Após a separação, o veterinário diz que deixou a família no Acre e voltou para o Rio de Janeiro, onde conseguiu levantar um dinheiro e abrir uma clínica veterinária na capital carioca. Marco Aurélio não recorda com detalhes a data em que saiu do Rio de Janeiro novamente para se aventurar, mas lembra bem o motivo. Segundo ele, a casa onde morava foi invadida e tomada por criminosos na época.
O estudante diz que a residência era do pai que havia morrido e ele cuidava do imóvel. “Meu falecido pai deixou uma casa. Lá é comum as pessoas invadirem, o pessoal do tráfico. A casa estava sempre suja, alguém entrava e foi tomada. Voltei para o Acre para ficar perto dos meus filhos“, recordou.
O veterinário diz que chegou a morar por um tempo com a ex-mulher e os filhos em Cruzeiro do Sul e decidiu se mudar para a capital para estudar. Em 2020, ele fez o concurso do Instituto de Defesa Agropecuária e Florestal (Idaf) para o cargo de veterinário e foi aprovado. Contudo, aguarda ser chamado para assumir a vaga.
“Fui aprovado no concurso do Idaf e estou esperando ser chamado. Meus filhos moram em Cruzeiro do Sul e no próximo período quero ir para lá estudar. Estou fazendo contato com eles“, conta.
Após tanto tempo na rua, Marco Aurélio do Nascimento afirma que, agora, procura uma casa para morar, quer alugar algum imóvel para fixar residência e deixar as ruas. “O problema é achar no valor de R$ 400. É difícil. Nunca tive condições boas de vida, só tive quando estava no Exército. Fui parar nas ruas por falta de opções [de vida], fiquei sem dinheiro, não tinha onde morar e fui para as ruas“, concluiu.
Furto de bicicleta
Quem conhece ou apenas já viu o veterinário pelo campus da Ufac percebeu que ele carregava sempre uma bolsa com vários pertences e andava em uma bicicleta. No início do mês de junho, enquanto dormia no Terminal Rodoviário da universidade, o veterinário teve a bicicleta, a bolsa e todos os documentos pessoais furtados.

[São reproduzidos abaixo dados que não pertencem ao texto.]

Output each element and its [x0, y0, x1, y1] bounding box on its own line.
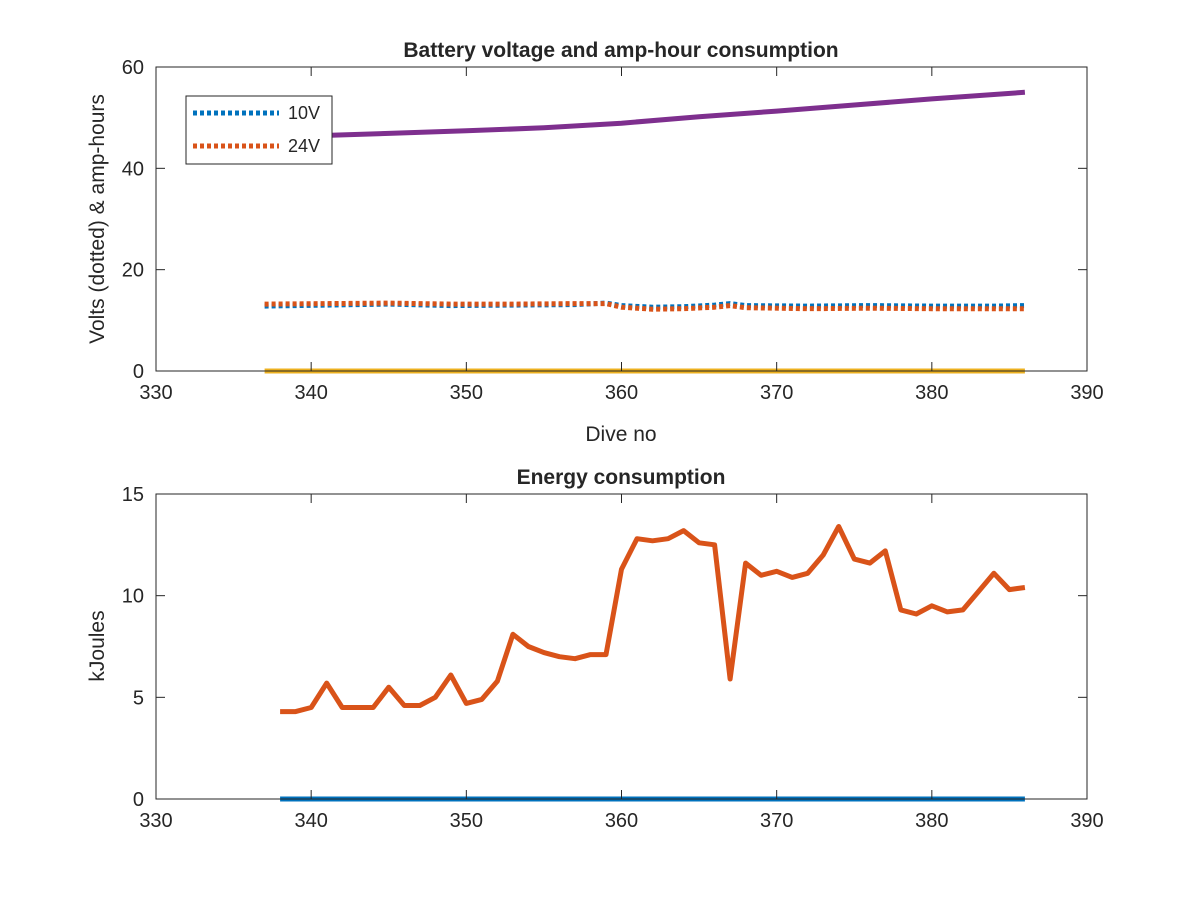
voltage-x-tick-label: 360 [605, 382, 638, 404]
energy-y-tick-label: 5 [133, 687, 144, 709]
energy-chart-title: Energy consumption [517, 466, 726, 489]
energy-x-tick-label: 340 [294, 810, 327, 832]
voltage-y-tick-label: 60 [122, 57, 144, 79]
legend-box [185, 95, 333, 165]
voltage-y-tick-label: 40 [122, 158, 144, 180]
legend-label-10v: 10V [288, 103, 320, 123]
energy-series-group [280, 524, 1026, 802]
energy-x-tick-label: 330 [139, 810, 172, 832]
energy-y-tick-label: 0 [133, 789, 144, 811]
energy-consumption-axes: 330 340 350 360 370 380 390 0 5 10 15 Energy consu… [86, 466, 1104, 832]
voltage-y-tick-label: 0 [133, 361, 144, 383]
voltage-legend: 10V 24V [185, 95, 333, 165]
energy-x-tick-label: 360 [605, 810, 638, 832]
voltage-x-tick-label: 370 [760, 382, 793, 404]
energy-y-tick-label: 10 [122, 586, 144, 608]
voltage-chart-title: Battery voltage and amp-hour consumption [403, 39, 838, 62]
energy-y-tick-label: 15 [122, 484, 144, 506]
voltage-y-tick-label: 20 [122, 260, 144, 282]
energy-ticks-group: 330 340 350 360 370 380 390 0 5 10 15 [122, 484, 1104, 832]
energy-y-axis-label: kJoules [86, 610, 109, 681]
energy-x-tick-label: 370 [760, 810, 793, 832]
voltage-x-axis-label: Dive no [585, 423, 656, 446]
voltage-ticks-group: 330 340 350 360 370 380 390 0 20 40 60 [122, 57, 1104, 404]
energy-axes-box [155, 493, 1088, 800]
voltage-x-tick-label: 340 [294, 382, 327, 404]
energy-x-tick-label: 380 [915, 810, 948, 832]
voltage-x-tick-label: 330 [139, 382, 172, 404]
voltage-y-axis-label: Volts (dotted) & amp-hours [86, 94, 109, 344]
energy-series-line-0 [280, 524, 1026, 715]
voltage-amp-hour-axes: 330 340 350 360 370 380 390 0 20 40 60 Battery vol… [86, 39, 1104, 446]
legend-label-24v: 24V [288, 136, 320, 156]
energy-x-tick-label: 350 [450, 810, 483, 832]
energy-x-tick-label: 390 [1070, 810, 1103, 832]
voltage-series-line-3 [264, 89, 1026, 141]
voltage-series-line-24v [264, 300, 1025, 312]
voltage-x-tick-label: 390 [1070, 382, 1103, 404]
voltage-x-tick-label: 380 [915, 382, 948, 404]
voltage-x-tick-label: 350 [450, 382, 483, 404]
voltage-series-group [264, 89, 1026, 374]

O veterinário, então, ficou sem transporte e a situação mobilizou uma rede de solidariedade na internet em busca de ajuda. Ele registrou um boletim de ocorrência na Delegacia de Polícia Civil do Conjunto Tucumã.
“A bicicleta era meu único transporte. Já fui daqui a Cruzeiro do Sul e voltei nela. Foi antes da pandemia, antes de fechar tudo. Levaram minha bicicleta em frente ao ponto de ônibus, do outro lado da rua. Tinha uma mochila com roupas, uma barraca de camping“, lamentou.
Após a rede de solidariedade, o veterinário conseguiu outra uma bicicleta, a barraca de dormir e algumas roupas. Ele recebeu doações de internautas e até policiais onde registrou o boletim de ocorrência.
“Essa bicicleta foi doada por uma irmã da Igreja Adventista. O pessoal pediu o número da conta para doar dinheiro, mas eu gosto de vender as coisas e ganhar dinheiro. Passei uma conta, mas ainda não sei quanto depositaram“, falou.